Dieser Tag sollte sein Ende finden und ich wollte keine weiteren Unterhaltungen führen. Das hob ich für den morgigen Tag auf.

Gwen nickte verständnisvoll und antwortete noch: "Ok."

Ich machte die Tür zu und ging erst mal unter die Dusche. Das Arschloch von Taran war ihr Mate. Da hatte Amun mir mal wen zugeteilt, ausgerechnet die Mate von dem Mann, der mich erst hierher gebracht hatte. Aber irgendwie machte jetzt so einiges Sinn.

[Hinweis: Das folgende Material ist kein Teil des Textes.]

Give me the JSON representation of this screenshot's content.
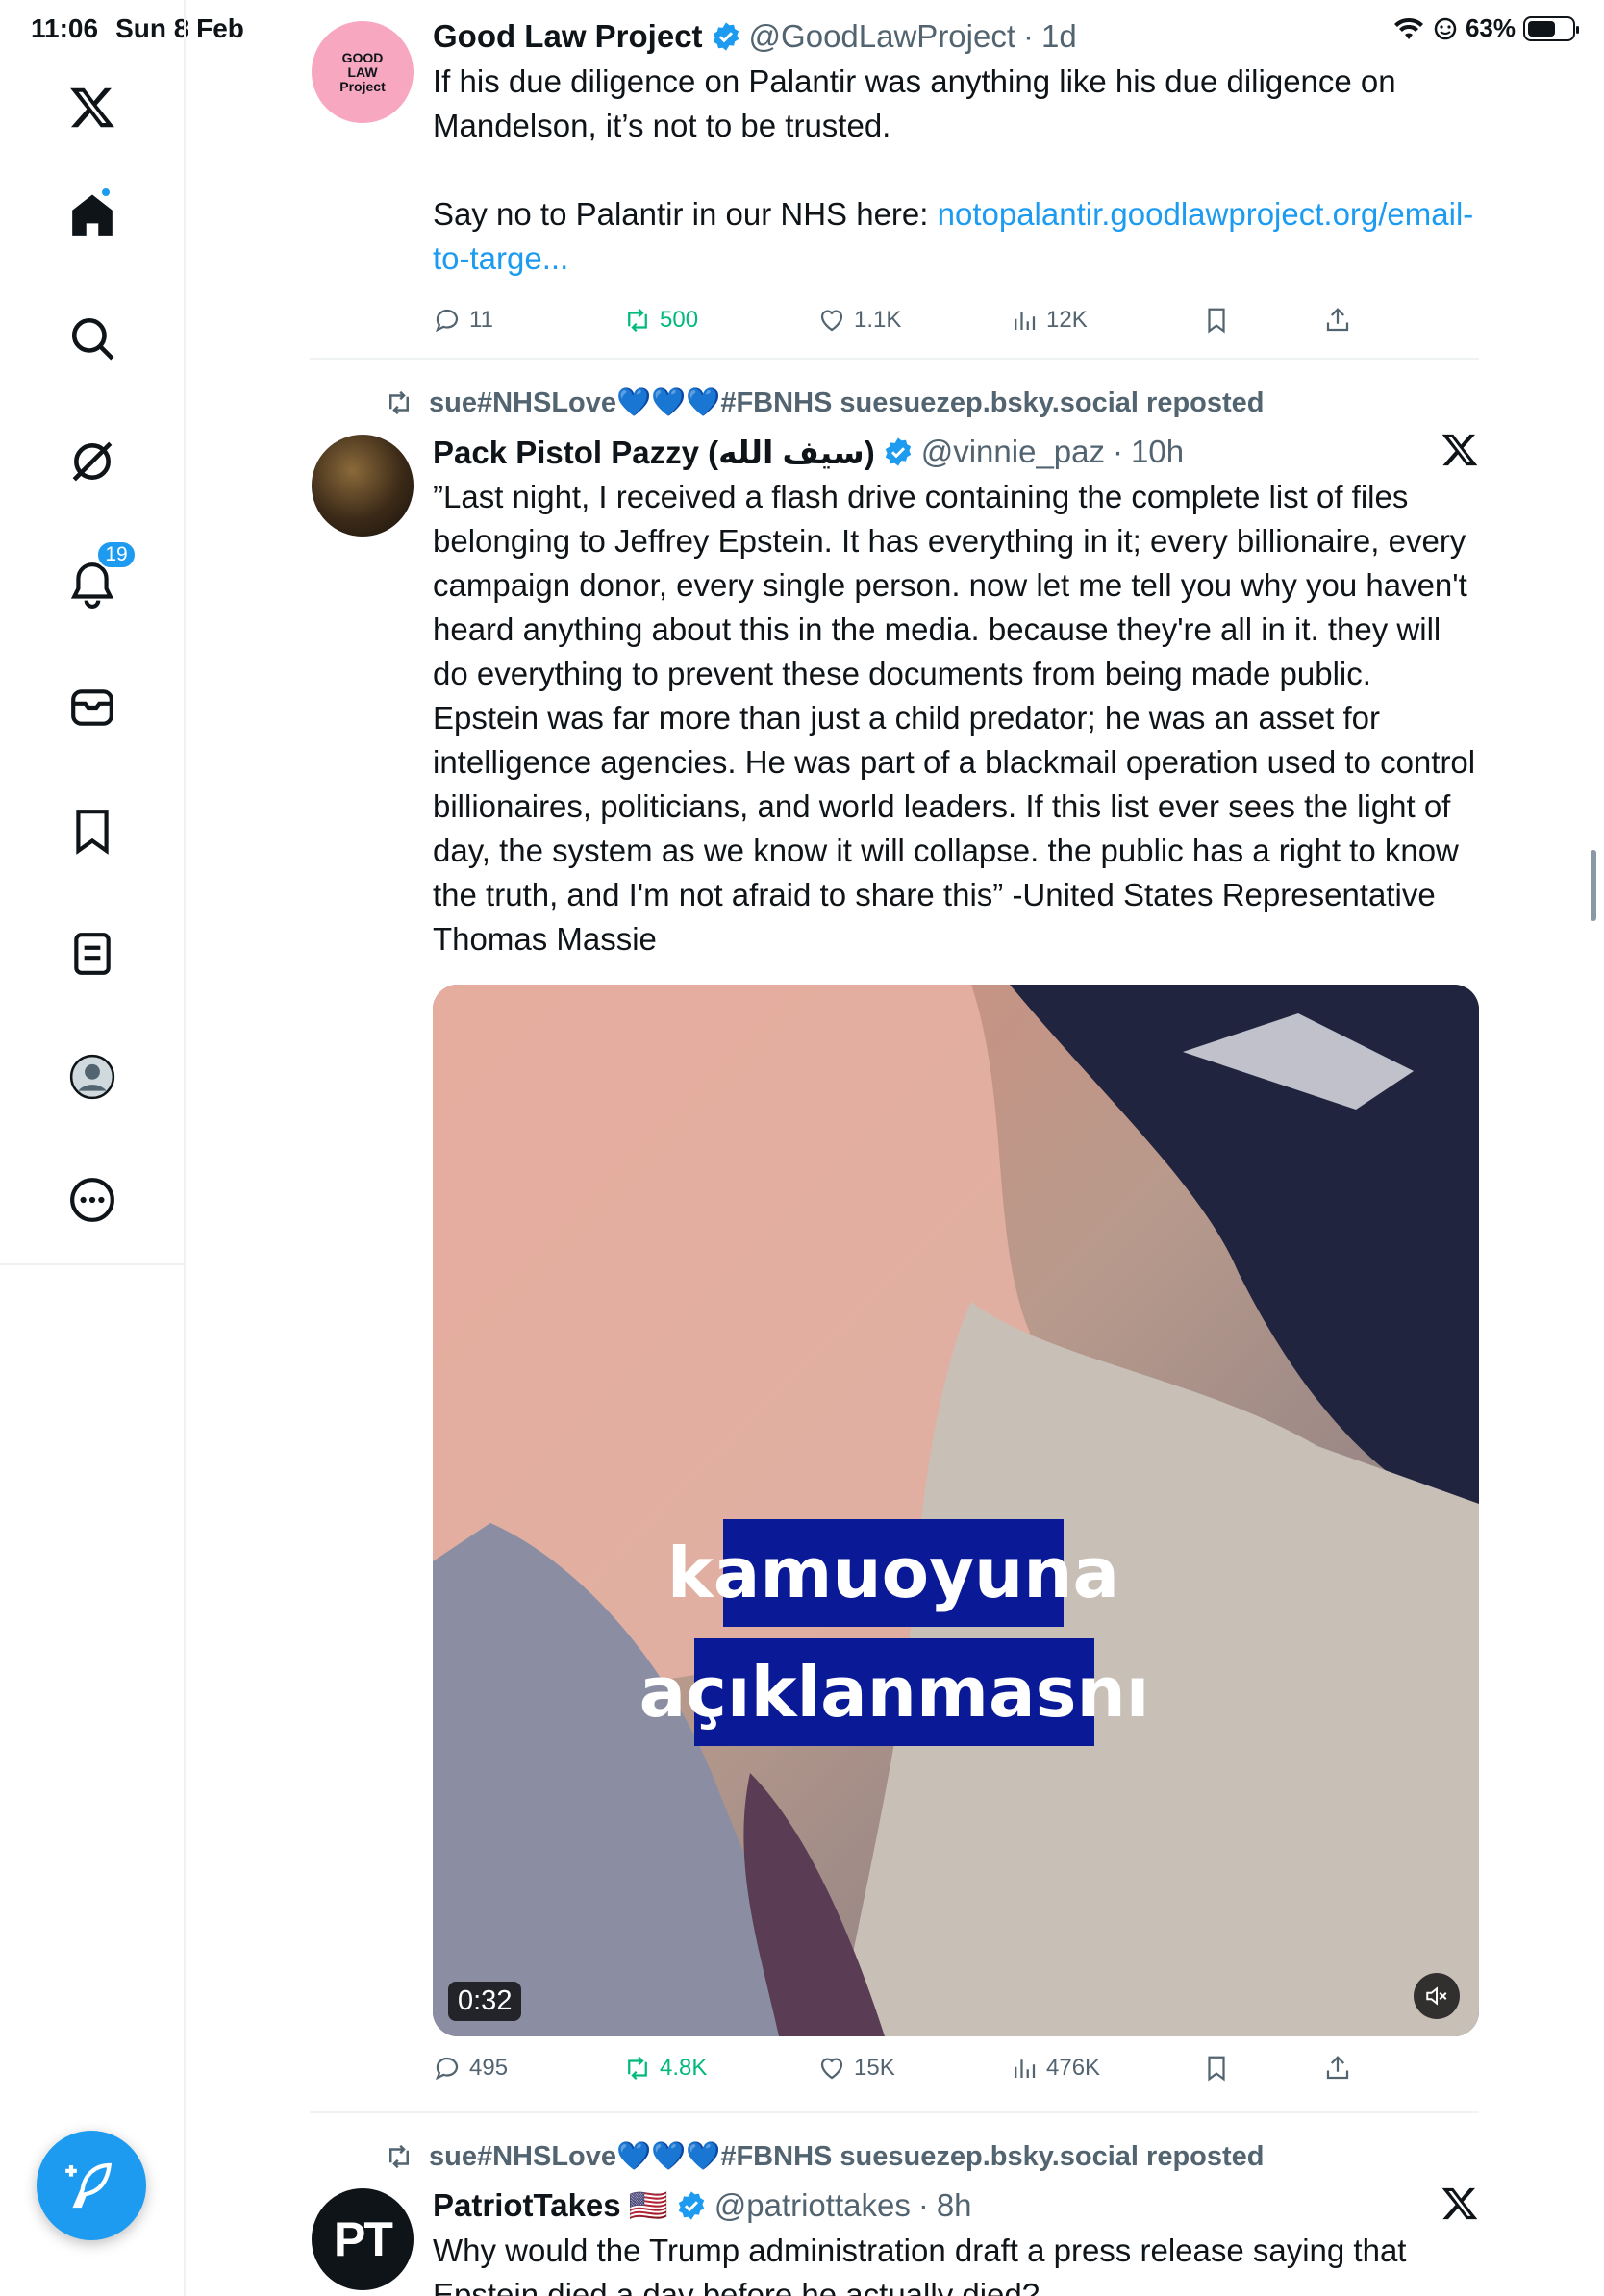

Wenn Amun auf Geschäftsreise war und sie mir von ihm erzählte, das hatte sie von Taran gewusst. Der war also ihre verlässliche Quelle. Das Geheimnis war gelüftet.

Dennoch freute ich mich, dass Gwen mich ihre beste Freundin genannt hatte. Eine weibliche beste Freundin hatte ich noch nie gehabt. Das war ein Fortschritt.

Über die Tatsache, dass Taran ihr Mate war, ja damit würde ich schon noch klarkommen, so irgendwie.

Also war Gwen sicher keine Angestellte, sie hatte das vermutlich noch freiwillig gemacht. Immerhin war sie die Frau vom Zweitplatzierten.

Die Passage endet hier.